AI washing: os perigos de usar a inteligência artificial de fachada
Para embarcar no hype da tecnologia, empresas e profissionais estão exagerando seus conhecimentos e suas necessidades de modo arriscado e irresponsável.

Já sabemos que a inteligência artificial está no centro das conversas corporativas – e que provavelmente estamos vivenciando um caminho sem volta. De startups a gigantes do mercado, todos parecem usar IA. Mas por trás das buzzwords e do entusiasmo generalizado, há um movimento perigoso ganhando força: o AI washing.
Trata-se do ato de distorcer ou inflar o uso real de inteligência artificial em determinado contexto — seja em um produto, em uma solução corporativa ou na descrição de uma habilidade profissional. O termo já está no radar de órgãos reguladores, como a Comissão de Valores Mobiliários dos Estados Unidos, de autoridades canadenses e britânicas, que investigam empresas que utilizam a tecnologia como um chamariz enganoso para investidores, consumidores ou profissionais.
Na prática, o AI washing se traduz em currículos que destacam a tecnologia para funções que não envolvem algoritmos; empresas que chamam automações simples de IA proprietária; líderes de tecnologia que são pressionados a prometer soluções quase milagrosas; e descrições de vagas com promessas tecnológicas que não têm lastro no dia a dia da operação.

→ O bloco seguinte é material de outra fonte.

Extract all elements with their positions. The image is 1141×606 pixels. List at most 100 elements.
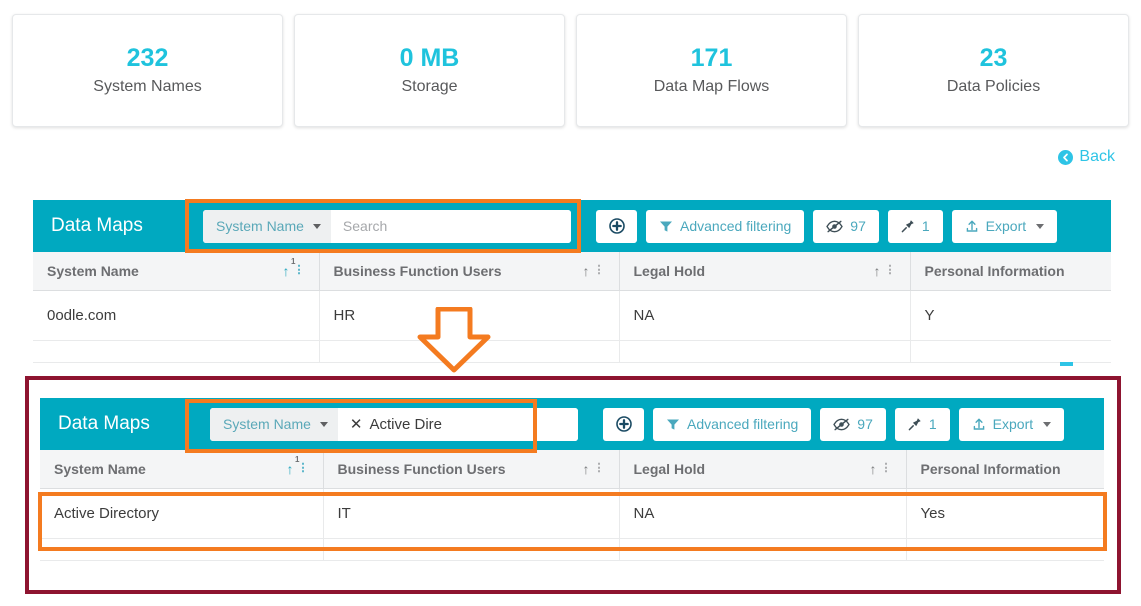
stat-value: 171: [690, 44, 733, 72]
search-placeholder: Search: [342, 218, 388, 234]
clear-search-icon[interactable]: ✕: [350, 417, 363, 432]
pin-icon: [901, 220, 914, 233]
column-menu-icon[interactable]: ⋮: [594, 462, 605, 475]
sort-arrow-up-icon[interactable]: ↑: [583, 462, 590, 476]
cell-empty: [619, 538, 907, 561]
cell-personal-information: Y: [910, 290, 1111, 341]
cell-system-name: Active Directory: [40, 488, 324, 539]
column-menu-icon[interactable]: ⋮: [881, 462, 892, 475]
cell-personal-information: Yes: [906, 488, 1104, 539]
hidden-columns-button[interactable]: 97: [813, 209, 879, 243]
cell-empty: [906, 538, 1104, 561]
advanced-filtering-label: Advanced filtering: [687, 416, 799, 432]
stat-card-data-policies[interactable]: 23 Data Policies: [858, 14, 1129, 127]
sort-arrow-up-icon[interactable]: ↑: [583, 264, 590, 278]
column-header-business-function-users[interactable]: Business Function Users ↑ ⋮: [323, 450, 620, 489]
sort-control[interactable]: ↑ ⋮: [583, 264, 605, 278]
sort-control[interactable]: ↑ ⋮: [583, 462, 605, 476]
sort-index: 1: [291, 257, 296, 266]
export-button[interactable]: Export: [958, 407, 1065, 441]
column-label: System Name: [47, 263, 139, 279]
sort-control[interactable]: 1 ↑ ⋮: [287, 455, 309, 476]
cell-empty: [619, 340, 911, 363]
column-header-personal-information[interactable]: Personal Information: [910, 252, 1111, 291]
pinned-count: 1: [921, 218, 930, 234]
column-header-legal-hold[interactable]: Legal Hold ↑ ⋮: [619, 252, 911, 291]
search-field-select[interactable]: System Name: [210, 407, 338, 441]
cell-legal-hold: NA: [619, 290, 911, 341]
pinned-columns-button[interactable]: 1: [887, 209, 943, 243]
data-maps-panel-after: Data Maps System Name ✕ Active Dire Adva…: [40, 398, 1104, 572]
panel-toolbar: Data Maps System Name ✕ Active Dire Adva…: [40, 398, 1104, 450]
stat-card-storage[interactable]: 0 MB Storage: [294, 14, 565, 127]
panel-title: Data Maps: [58, 413, 150, 434]
hidden-columns-button[interactable]: 97: [820, 407, 886, 441]
sort-arrow-up-icon[interactable]: ↑: [874, 264, 881, 278]
stat-card-system-names[interactable]: 232 System Names: [12, 14, 283, 127]
advanced-filtering-label: Advanced filtering: [680, 218, 792, 234]
column-label: Legal Hold: [633, 461, 706, 477]
filter-funnel-icon: [667, 419, 679, 430]
screenshot-root: 232 System Names 0 MB Storage 171 Data M…: [0, 0, 1141, 606]
table-row[interactable]: Active Directory IT NA Yes: [40, 488, 1104, 539]
pinned-columns-button[interactable]: 1: [894, 407, 950, 441]
table-row[interactable]: 0odle.com HR NA Y: [33, 290, 1111, 341]
chevron-down-icon: [312, 223, 321, 229]
sort-arrow-up-icon[interactable]: ↑: [287, 462, 294, 476]
table-row-partial: [40, 538, 1104, 561]
stat-value: 232: [126, 44, 169, 72]
panel-title: Data Maps: [51, 215, 143, 236]
filter-funnel-icon: [660, 221, 672, 232]
advanced-filtering-button[interactable]: Advanced filtering: [653, 407, 812, 441]
search-input[interactable]: Search: [330, 209, 571, 243]
column-label: Personal Information: [924, 263, 1065, 279]
search-input[interactable]: ✕ Active Dire: [337, 407, 578, 441]
back-link[interactable]: Back: [1058, 148, 1115, 166]
table-row-partial: [33, 340, 1111, 363]
chevron-down-icon: [1043, 421, 1052, 427]
sort-control[interactable]: 1 ↑ ⋮: [283, 257, 305, 278]
hidden-columns-count: 97: [850, 218, 866, 234]
pin-icon: [908, 418, 921, 431]
export-label: Export: [985, 218, 1027, 234]
stat-value: 0 MB: [399, 44, 460, 72]
stat-card-data-map-flows[interactable]: 171 Data Map Flows: [576, 14, 847, 127]
export-icon: [973, 418, 984, 430]
plus-circle-icon: [608, 218, 625, 234]
toolbar-buttons: Advanced filtering 97 1 Export: [603, 407, 1065, 441]
column-header-legal-hold[interactable]: Legal Hold ↑ ⋮: [619, 450, 907, 489]
search-field-select[interactable]: System Name: [203, 209, 331, 243]
column-menu-icon[interactable]: ⋮: [594, 264, 605, 277]
column-header-system-name[interactable]: System Name 1 ↑ ⋮: [40, 450, 324, 489]
stat-label: Data Map Flows: [653, 78, 770, 95]
export-button[interactable]: Export: [951, 209, 1058, 243]
eye-slash-icon: [833, 418, 851, 430]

Por que devemos nos preocupar? Eis alguns dos riscos para os envolvidos nessa história:
- RH e recrutamento: o risco de contratar com base em palavras da moda, e não em competências reais, é altíssimo. Profissionais que apenas surfaram no hype da IA podem comprometer projetos críticos e a credibilidade da área de talentos.
- Empresas: reputações estão em jogo. Nos EUA e no Canadá, investidores e autoridades reguladoras estão questionando empresas que prometem soluções baseadas em IA sem evidência técnica que sustente essas alegações.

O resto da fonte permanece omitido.